Accepting an Invitation to Someone Else’s Home
This can be one of the more intimidating options, since you don’t want to be sick – but don’t want to feel rude or left out if there’s nothing safe for you to eat. The best solution is to offer to bring a few of your own favorite items as part of the meal (your host or hostess will greatly appreciate this!). Ideally, this would involve a casserole or other main dish, a couple of side dishes, and dessert. If it’s a family member’s home, you may even have some say in planning and preparing the menu. In all likelihood, your host will welcome tips to convert favorite recipes into gluten-free favorites! Even something like homemade gravy can easily be thickened with cornstarch instead of flour.

Desserts can often present the trickiest part of the meal, but try to think outside the box.
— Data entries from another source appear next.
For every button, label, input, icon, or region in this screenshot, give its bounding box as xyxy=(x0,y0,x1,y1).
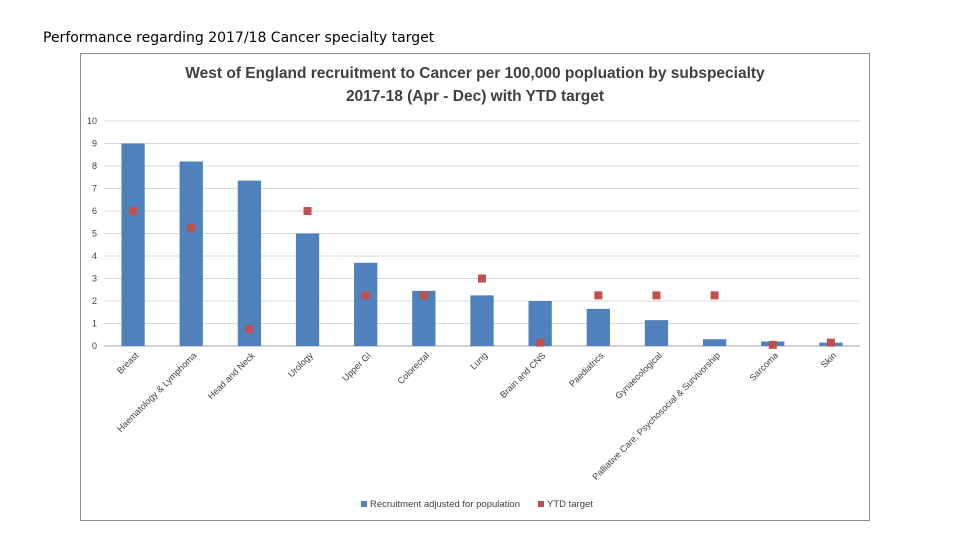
chart-frame: West of England recruitment to Cancer pe… xyxy=(80,53,870,521)
target-marker xyxy=(245,325,254,334)
chart-title-line: West of England recruitment to Cancer pe… xyxy=(185,65,765,82)
bar xyxy=(470,295,494,346)
bar xyxy=(354,262,378,346)
y-tick-label: 4 xyxy=(92,251,97,261)
target-marker xyxy=(536,338,545,347)
y-tick-label: 10 xyxy=(87,116,97,126)
y-tick-label: 2 xyxy=(92,296,97,306)
target-marker xyxy=(594,291,603,300)
page-heading: Performance regarding 2017/18 Cancer spe… xyxy=(43,30,435,46)
y-tick-label: 0 xyxy=(92,341,97,351)
gridlines xyxy=(104,120,860,347)
x-category-label: Colorectal xyxy=(396,350,432,386)
x-category-label: Lung xyxy=(468,350,489,371)
bar-series xyxy=(121,143,843,346)
legend-label: Recruitment adjusted for population xyxy=(370,499,520,510)
x-category-label: Brain and CNS xyxy=(498,350,548,400)
legend-label: YTD target xyxy=(547,499,593,510)
x-category-label: Gynaecological xyxy=(613,350,664,401)
target-marker xyxy=(419,291,428,300)
bar xyxy=(179,161,203,346)
bar xyxy=(295,233,320,346)
target-marker xyxy=(187,223,196,232)
target-marker xyxy=(303,207,312,215)
legend: Recruitment adjusted for population YTD t… xyxy=(361,499,593,510)
bar xyxy=(121,143,145,346)
target-marker xyxy=(826,338,835,347)
y-tick-label: 5 xyxy=(92,229,97,239)
y-tick-label: 9 xyxy=(92,139,97,149)
target-marker xyxy=(652,291,661,300)
chart-title: West of England recruitment to Cancer pe… xyxy=(185,65,765,105)
x-category-label: Upper GI xyxy=(340,350,373,383)
y-tick-label: 3 xyxy=(92,274,97,284)
target-marker xyxy=(129,207,138,215)
legend-swatch xyxy=(538,501,544,507)
y-tick-label: 8 xyxy=(92,161,97,171)
target-marker xyxy=(710,291,719,300)
y-tick-label: 7 xyxy=(92,184,97,194)
target-marker xyxy=(478,274,486,283)
bar xyxy=(412,290,436,346)
bar xyxy=(237,180,262,346)
x-category-label: Sarcoma xyxy=(748,350,781,383)
x-category-label: Urology xyxy=(286,350,315,379)
target-marker xyxy=(768,340,777,349)
bar xyxy=(586,308,610,346)
target-marker xyxy=(361,291,370,300)
x-category-label: Skin xyxy=(819,350,838,369)
x-category-label: Head and Neck xyxy=(206,350,257,401)
chart-title-line: 2017-18 (Apr - Dec) with YTD target xyxy=(346,88,604,105)
x-category-label: Palliative Care, Psychosocial & Survivor… xyxy=(590,350,722,482)
bar xyxy=(528,301,552,346)
x-category-label: Breast xyxy=(115,350,141,376)
x-category-label: Paediatrics xyxy=(567,350,606,389)
bar xyxy=(644,320,669,346)
y-axis-ticks: 0 1 2 3 4 5 6 7 8 9 10 xyxy=(87,116,97,351)
chart: West of England recruitment to Cancer pe… xyxy=(87,65,860,510)
target-series xyxy=(129,207,835,349)
y-tick-label: 6 xyxy=(92,206,97,216)
legend-swatch xyxy=(361,501,367,507)
y-tick-label: 1 xyxy=(92,319,97,329)
bar xyxy=(702,339,727,346)
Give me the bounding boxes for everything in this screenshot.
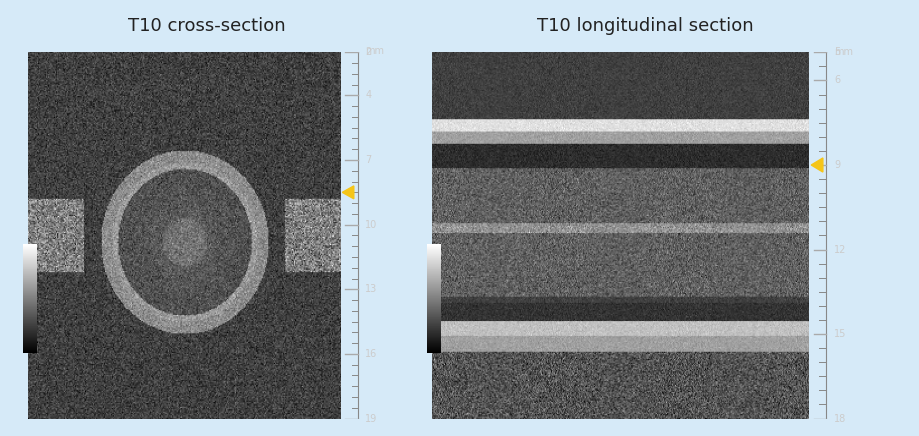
Text: Dura: Dura: [93, 128, 143, 177]
Text: mm: mm: [365, 46, 384, 56]
Text: CSF space: CSF space: [511, 321, 564, 358]
Text: 6: 6: [834, 75, 840, 85]
Text: 18: 18: [834, 414, 846, 423]
Text: Central canal: Central canal: [86, 250, 156, 284]
Text: T10 cross-section: T10 cross-section: [128, 17, 286, 35]
Text: T10 longitudinal section: T10 longitudinal section: [538, 17, 754, 35]
Text: 7: 7: [365, 155, 371, 165]
Polygon shape: [342, 186, 354, 199]
Text: Grey matter
(butterfly): Grey matter (butterfly): [152, 251, 216, 301]
Polygon shape: [811, 158, 823, 172]
Text: 4: 4: [365, 90, 371, 100]
Text: 9: 9: [834, 160, 840, 170]
Text: Pia: Pia: [67, 157, 111, 189]
Text: 5: 5: [834, 48, 840, 57]
Text: CSF space: CSF space: [567, 102, 621, 150]
Text: 10: 10: [365, 220, 378, 230]
Text: 12: 12: [834, 245, 846, 255]
Text: White matter: White matter: [30, 320, 99, 358]
Text: 2: 2: [365, 48, 371, 57]
Text: CSF space: CSF space: [151, 128, 204, 176]
Text: mm: mm: [834, 47, 853, 57]
Text: 19: 19: [365, 414, 378, 423]
Text: White matter: White matter: [631, 187, 700, 214]
Text: 16: 16: [365, 349, 378, 359]
Text: Central canal: Central canal: [613, 245, 693, 270]
Text: I•: I•: [32, 213, 41, 223]
Text: Pia: Pia: [688, 102, 710, 150]
Text: Dura: Dura: [457, 121, 504, 159]
Text: 15: 15: [834, 329, 846, 339]
Text: I•: I•: [437, 213, 446, 223]
Text: 13: 13: [365, 284, 378, 294]
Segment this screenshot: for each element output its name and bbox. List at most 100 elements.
Consider “crustless” pies, crème brulee, pumpkin custard, or flourless chocolate cake (you’d be hard pressed to find someone that would turn THAT down!) Gluten-free cupcakes are always a hit with kids, and basic gluten-free sugar cookie mixes are relatively easy to find (or make yourself) if you’re a fan of traditionally decorated holiday cookies. Chances are, whatever you bring will be tastier than the gluten-filled options, and there won’t be any leftovers!

Dining Out
While we’ve always dined IN for Christmas, our family has actually dined OUT for several recent Thanksgivings. One year after attending the Macy’s Thanksgiving Day parade in New York City, we dined at a very celiac-friendly Italian restaurant called Sambuca (OK, so we got our turkey fix the next day with a traditional, home-cooked meal!). And this year, our extended family voted to give ourselves a much-needed break and go OUT to Wildfire restaurant for Thanksgiving dinner. We selected this restaurant based on their careful attention to their gluten-free diners. We confirmed the gluten-free selections before making the reservation, and what a treat it was! Virtually every item of the menu was either gluten-free or could be tailored to be, down to the gluten-free stuffing and gravy, gluten-free croutons on the salad, and flourless chocolate cake for dessert.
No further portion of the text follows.